Spatial clustering of livestock anthrax events associated with agro-ecological zones in Kenya, 1957-2017

Background Developing disease risk maps for priority endemic and episodic diseases is becoming increasingly important for more effective disease management, particularly in resource limited countries. For endemic and easily diagnosed diseases such as anthrax, using historical data to identify hotspots and start to define ecological risk factors of its occurrence is a plausible approach. Using 666 livestock anthrax events reported in Kenya over 60 years (1957–2017), we determined the temporal and spatial patterns of the disease as a step towards identifying and characterizing anthrax hotspots in the region.

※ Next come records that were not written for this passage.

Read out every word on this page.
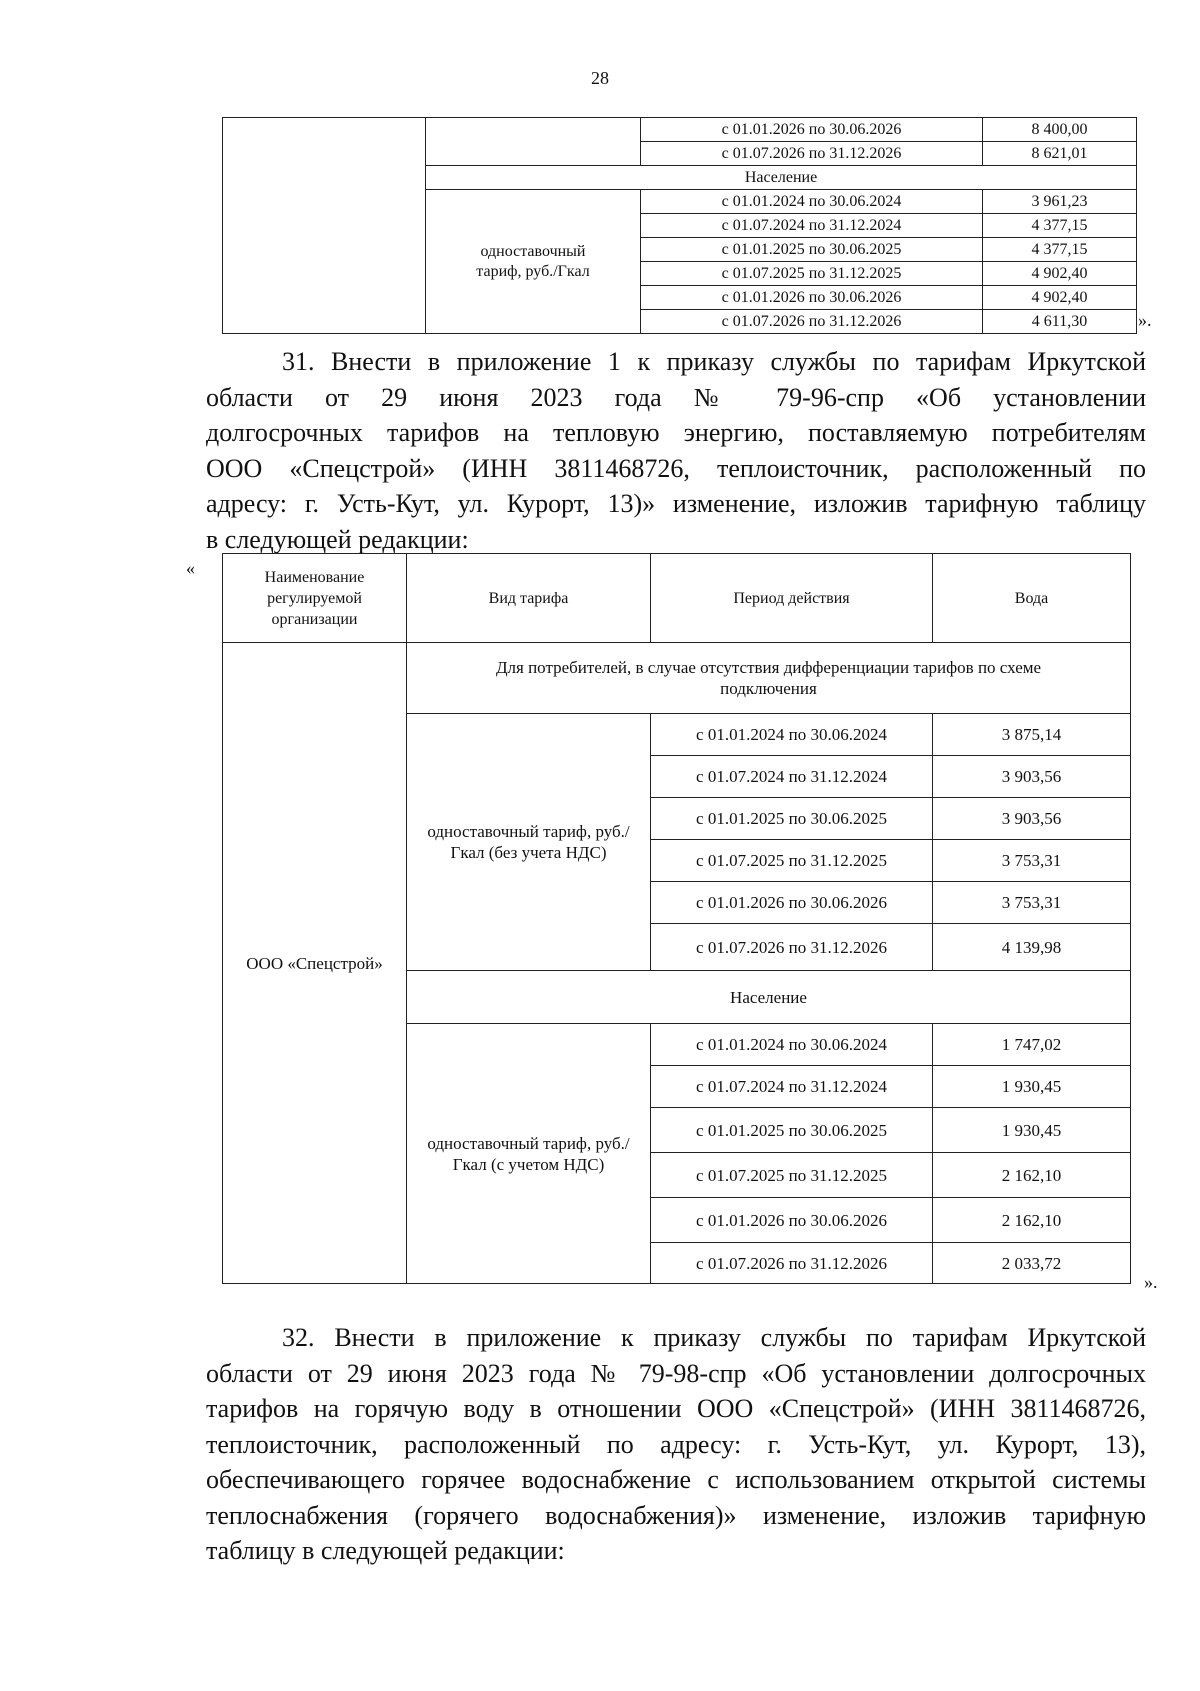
28
		с 01.01.2026 по 30.06.2026	8 400,00
		с 01.07.2026 по 31.12.2026	8 621,01
	Население		
	одноставочный тариф, руб./Гкал	с 01.01.2024 по 30.06.2024	3 961,23
		с 01.07.2024 по 31.12.2024	4 377,15
		с 01.01.2025 по 30.06.2025	4 377,15
		с 01.07.2025 по 31.12.2025	4 902,40
		с 01.01.2026 по 30.06.2026	4 902,40
		с 01.07.2026 по 31.12.2026	4 611,30	».
31. Внести в приложение 1 к приказу службы по тарифам Иркутской
области от 29 июня 2023 года № 79-96-спр «Об установлении
долгосрочных тарифов на тепловую энергию, поставляемую потребителям
ООО «Спецстрой» (ИНН 3811468726, теплоисточник, расположенный по
адресу: г. Усть-Кут, ул. Курорт, 13)» изменение, изложив тарифную таблицу
в следующей редакции:
«	Наименование регулируемой организации	Вид тарифа	Период действия	Вода
ООО «Спецстрой»	Для потребителей, в случае отсутствия дифференциации тарифов по схеме подключения		
	одноставочный тариф, руб./Гкал (без учета НДС)	с 01.01.2024 по 30.06.2024	3 875,14
		с 01.07.2024 по 31.12.2024	3 903,56
		с 01.01.2025 по 30.06.2025	3 903,56
		с 01.07.2025 по 31.12.2025	3 753,31
		с 01.01.2026 по 30.06.2026	3 753,31
		с 01.07.2026 по 31.12.2026	4 139,98
	Население		
	одноставочный тариф, руб./Гкал (с учетом НДС)	с 01.01.2024 по 30.06.2024	1 747,02
		с 01.07.2024 по 31.12.2024	1 930,45
		с 01.01.2025 по 30.06.2025	1 930,45
		с 01.07.2025 по 31.12.2025	2 162,10
		с 01.01.2026 по 30.06.2026	2 162,10
		с 01.07.2026 по 31.12.2026	2 033,72
».
32. Внести в приложение к приказу службы по тарифам Иркутской
области от 29 июня 2023 года № 79-98-спр «Об установлении долгосрочных
тарифов на горячую воду в отношении ООО «Спецстрой» (ИНН 3811468726,
теплоисточник, расположенный по адресу: г. Усть-Кут, ул. Курорт, 13),
обеспечивающего горячее водоснабжение с использованием открытой системы
теплоснабжения (горячего водоснабжения)» изменение, изложив тарифную
таблицу в следующей редакции:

Methods Data were initially aggregated by administrative unit and later analyzed by agro-ecological zones (AEZ) to reveal anthrax spatio-temporal trends and patterns. Variations in the occurrence of anthrax events were estimated by fitting Poisson generalized linear mixed-effects models to the data with AEZs and calendar months as fixed effects and sub-counties as random effects. Results The country reported approximately 10 anthrax events annually, with the number increasing to as many as 50 annually by the year 2005. Spatial classification of the events in eight counties that reported the highest numbers revealed spatial clustering in certain administrative sub-counties, with 12% of the sub-counties responsible for over 30% of anthrax events, whereas 36% did not report any anthrax disease over the 60-year period. When segregated by AEZs, there was significantly greater risk of anthrax disease occurring in agro-alpine, high, and medium potential AEZs when compared to the agriculturally low potential arid and semi-arid AEZs of the country (p < 0.05). Interestingly, cattle were > 10 times more likely to be infected by B. anthracis than sheep, goats, or camels. There was lower risk of anthrax events in August (P = 0.034) and December (P = 0.061), months that follow long and short rain periods, respectively. Conclusion Taken together, these findings suggest existence of certain geographic, ecological, and demographic risk factors that promote B. anthracis persistence and trasmission in the disease hotspots.